Connector/J extension points – lifecycle interceptors

This is the first of a handful of posts to augment the presentations I gave at Java One and Silicon Valley Code Camp earlier this month.  It seems I significantly overestimated how much content I could effectively deliver in the time allotted, and left a few of my major points untouched.  These blog posts will try to rectify that.

The first major area I failed to cover in depth was really “Extension Points”, starting from slide #56.  There are four major extension points in Connector/J:

  • Lifecycle Interceptors
  • Statement Interceptors
  • Exception Interceptors
  • Loadbalancing Strategies

We’ll look at the first in this post.

Connection lifecycle events can be useful for instrumenting or debugging application database behavior, without changing application code.  In Connector/J, you can intercept the following lifecycle events by implementing com.mysql.jdbc.ConnectionLifecycleInterceptor:

  • Connection creation (via the init() method)
  • Connection.commit()
  • Connection.rollback()
  • Connection.setAutoCommit()
  • Connection.close()
  • Connection.setCatalog()
  • Transaction start/end (via transactionBegun() and transactionCompleted() methods)
  • Connection.close()
  • Connection object destruction (via destroy() method)

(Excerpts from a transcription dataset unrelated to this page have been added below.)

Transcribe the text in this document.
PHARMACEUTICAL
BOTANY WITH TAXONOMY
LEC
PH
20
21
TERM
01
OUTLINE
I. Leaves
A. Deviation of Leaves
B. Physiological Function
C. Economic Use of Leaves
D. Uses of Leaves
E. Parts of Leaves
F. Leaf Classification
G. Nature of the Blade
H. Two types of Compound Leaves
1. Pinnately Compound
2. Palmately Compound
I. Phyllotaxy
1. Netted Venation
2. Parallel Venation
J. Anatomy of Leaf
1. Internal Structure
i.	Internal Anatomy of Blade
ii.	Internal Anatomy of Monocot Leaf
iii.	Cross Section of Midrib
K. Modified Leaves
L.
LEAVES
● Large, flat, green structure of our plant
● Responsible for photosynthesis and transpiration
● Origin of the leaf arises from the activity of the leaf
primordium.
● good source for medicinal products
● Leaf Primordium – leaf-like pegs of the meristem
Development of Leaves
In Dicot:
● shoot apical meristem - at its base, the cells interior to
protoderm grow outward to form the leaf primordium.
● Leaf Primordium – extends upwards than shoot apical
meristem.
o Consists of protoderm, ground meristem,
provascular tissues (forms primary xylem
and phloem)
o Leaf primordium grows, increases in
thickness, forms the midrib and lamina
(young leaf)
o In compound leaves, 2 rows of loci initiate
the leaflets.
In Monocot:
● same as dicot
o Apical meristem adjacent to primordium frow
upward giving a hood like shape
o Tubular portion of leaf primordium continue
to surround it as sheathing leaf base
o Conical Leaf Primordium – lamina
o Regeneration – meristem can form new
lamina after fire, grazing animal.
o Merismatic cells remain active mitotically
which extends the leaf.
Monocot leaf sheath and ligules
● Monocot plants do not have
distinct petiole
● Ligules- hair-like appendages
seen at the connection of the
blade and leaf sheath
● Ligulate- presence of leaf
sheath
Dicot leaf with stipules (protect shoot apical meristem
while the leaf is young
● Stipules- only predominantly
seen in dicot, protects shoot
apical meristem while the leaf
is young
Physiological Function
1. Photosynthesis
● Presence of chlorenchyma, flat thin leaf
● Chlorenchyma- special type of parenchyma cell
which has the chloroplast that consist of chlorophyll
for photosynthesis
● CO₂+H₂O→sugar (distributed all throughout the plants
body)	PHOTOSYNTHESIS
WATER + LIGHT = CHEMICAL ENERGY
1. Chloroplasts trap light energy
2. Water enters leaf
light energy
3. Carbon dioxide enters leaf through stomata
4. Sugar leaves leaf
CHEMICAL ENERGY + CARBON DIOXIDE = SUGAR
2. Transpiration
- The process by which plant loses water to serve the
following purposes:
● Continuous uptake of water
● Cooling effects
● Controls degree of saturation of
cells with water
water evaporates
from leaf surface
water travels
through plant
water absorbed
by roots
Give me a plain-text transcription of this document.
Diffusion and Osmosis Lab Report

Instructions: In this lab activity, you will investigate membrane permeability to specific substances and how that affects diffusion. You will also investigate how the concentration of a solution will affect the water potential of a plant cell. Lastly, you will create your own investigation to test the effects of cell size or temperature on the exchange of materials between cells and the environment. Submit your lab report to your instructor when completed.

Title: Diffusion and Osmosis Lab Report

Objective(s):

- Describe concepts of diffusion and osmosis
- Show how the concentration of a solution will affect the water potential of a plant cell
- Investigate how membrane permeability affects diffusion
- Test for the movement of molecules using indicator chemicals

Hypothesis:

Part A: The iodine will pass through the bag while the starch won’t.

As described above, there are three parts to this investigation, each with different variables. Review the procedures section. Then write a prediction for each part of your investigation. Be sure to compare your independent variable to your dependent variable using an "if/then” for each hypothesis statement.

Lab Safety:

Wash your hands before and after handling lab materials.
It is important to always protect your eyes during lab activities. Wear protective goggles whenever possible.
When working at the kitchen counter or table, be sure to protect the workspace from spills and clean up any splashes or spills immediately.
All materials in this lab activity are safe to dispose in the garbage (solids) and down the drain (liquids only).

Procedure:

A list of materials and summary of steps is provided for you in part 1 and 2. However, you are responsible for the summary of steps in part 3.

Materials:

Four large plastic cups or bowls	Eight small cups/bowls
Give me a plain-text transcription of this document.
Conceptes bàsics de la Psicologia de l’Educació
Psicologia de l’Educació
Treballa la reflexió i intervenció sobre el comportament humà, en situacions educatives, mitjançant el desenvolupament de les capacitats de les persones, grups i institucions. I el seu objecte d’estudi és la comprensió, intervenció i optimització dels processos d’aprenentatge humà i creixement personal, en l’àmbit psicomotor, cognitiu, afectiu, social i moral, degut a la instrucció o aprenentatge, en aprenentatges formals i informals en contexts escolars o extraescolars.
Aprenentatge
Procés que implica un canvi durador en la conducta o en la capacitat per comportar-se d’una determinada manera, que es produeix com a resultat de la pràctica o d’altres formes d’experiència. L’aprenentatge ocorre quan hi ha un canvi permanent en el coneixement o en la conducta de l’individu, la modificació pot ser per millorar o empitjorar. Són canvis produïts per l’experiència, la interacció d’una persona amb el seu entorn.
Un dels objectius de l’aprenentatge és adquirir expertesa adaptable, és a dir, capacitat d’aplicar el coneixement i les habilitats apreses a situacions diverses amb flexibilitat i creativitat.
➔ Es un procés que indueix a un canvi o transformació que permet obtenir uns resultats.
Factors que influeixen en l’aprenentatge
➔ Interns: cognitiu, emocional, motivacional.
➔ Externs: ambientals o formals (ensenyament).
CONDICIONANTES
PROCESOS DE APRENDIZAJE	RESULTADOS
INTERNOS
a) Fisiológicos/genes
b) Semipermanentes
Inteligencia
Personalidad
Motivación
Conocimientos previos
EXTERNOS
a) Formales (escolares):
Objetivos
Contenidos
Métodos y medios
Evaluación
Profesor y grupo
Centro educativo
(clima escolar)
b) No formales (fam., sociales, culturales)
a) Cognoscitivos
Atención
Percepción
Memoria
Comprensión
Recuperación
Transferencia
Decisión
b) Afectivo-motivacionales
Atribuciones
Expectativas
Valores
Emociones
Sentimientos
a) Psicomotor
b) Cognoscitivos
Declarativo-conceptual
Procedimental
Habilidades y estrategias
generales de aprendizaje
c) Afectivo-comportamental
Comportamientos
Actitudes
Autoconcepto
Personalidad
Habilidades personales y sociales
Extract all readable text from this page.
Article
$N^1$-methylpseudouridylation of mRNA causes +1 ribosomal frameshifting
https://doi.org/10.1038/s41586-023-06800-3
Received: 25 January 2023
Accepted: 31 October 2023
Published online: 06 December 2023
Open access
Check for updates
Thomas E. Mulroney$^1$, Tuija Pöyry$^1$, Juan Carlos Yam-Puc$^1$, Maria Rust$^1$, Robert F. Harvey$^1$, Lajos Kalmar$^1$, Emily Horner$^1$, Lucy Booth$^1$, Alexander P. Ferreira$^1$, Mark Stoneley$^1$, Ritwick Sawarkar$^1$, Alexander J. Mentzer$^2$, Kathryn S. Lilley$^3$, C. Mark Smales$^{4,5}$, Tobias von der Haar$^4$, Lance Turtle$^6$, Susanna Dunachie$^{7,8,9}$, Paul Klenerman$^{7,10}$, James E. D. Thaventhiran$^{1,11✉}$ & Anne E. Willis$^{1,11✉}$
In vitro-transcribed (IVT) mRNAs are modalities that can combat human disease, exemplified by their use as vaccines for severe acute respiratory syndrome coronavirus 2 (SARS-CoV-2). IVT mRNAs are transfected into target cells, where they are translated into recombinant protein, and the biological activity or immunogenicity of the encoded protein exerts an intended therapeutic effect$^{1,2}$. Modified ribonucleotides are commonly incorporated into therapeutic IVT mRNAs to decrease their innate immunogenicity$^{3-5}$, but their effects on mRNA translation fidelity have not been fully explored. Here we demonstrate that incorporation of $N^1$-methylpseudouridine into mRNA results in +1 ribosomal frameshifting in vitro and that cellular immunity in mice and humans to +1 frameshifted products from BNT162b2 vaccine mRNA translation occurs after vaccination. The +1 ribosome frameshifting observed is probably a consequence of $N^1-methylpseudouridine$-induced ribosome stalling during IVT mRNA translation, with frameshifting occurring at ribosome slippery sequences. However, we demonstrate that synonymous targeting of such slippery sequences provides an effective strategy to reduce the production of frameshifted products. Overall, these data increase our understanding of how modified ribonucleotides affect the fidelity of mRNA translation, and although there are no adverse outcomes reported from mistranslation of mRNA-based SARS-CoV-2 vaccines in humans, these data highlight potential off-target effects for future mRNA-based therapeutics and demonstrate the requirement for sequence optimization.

So, how might this be useful?  In the demo code provided, I implemented code that prints the stack trace when Connection.rollback() is called.  Perhaps you are trying to understand where rollbacks are coming from in your application – the demo code lets you do just that.  The steps are fully illustrated in the demo code:

  1. Create a lifecycle interceptor that implements com.mysql.jdbc.ConnectionLifecycleInterceptor.
  2. Add logging in the rollback() method to track whatever you require.
  3. Start the application and list the fully-qualified class name of the lifecycle interceptor you created in step #1 as the value for property, “connectionLifecycleInterceptors”.  In the demo code, this is found in demo.connectorj.LifecycleInterceptorExample at line 23:

props.setProperty(“connectionLifecycleInterceptors”, “demo.connectorj.plugins.ExampleLifecycleInterceptor”);

That’s it!

What other lifecycle events might you be interested in tracking?  Well, you might be interested in tracking the time between transaction start and end times.  You might be interested to know how many times setAutoCommit() is called.  It’s convenient that you can do all of this without modifying application code.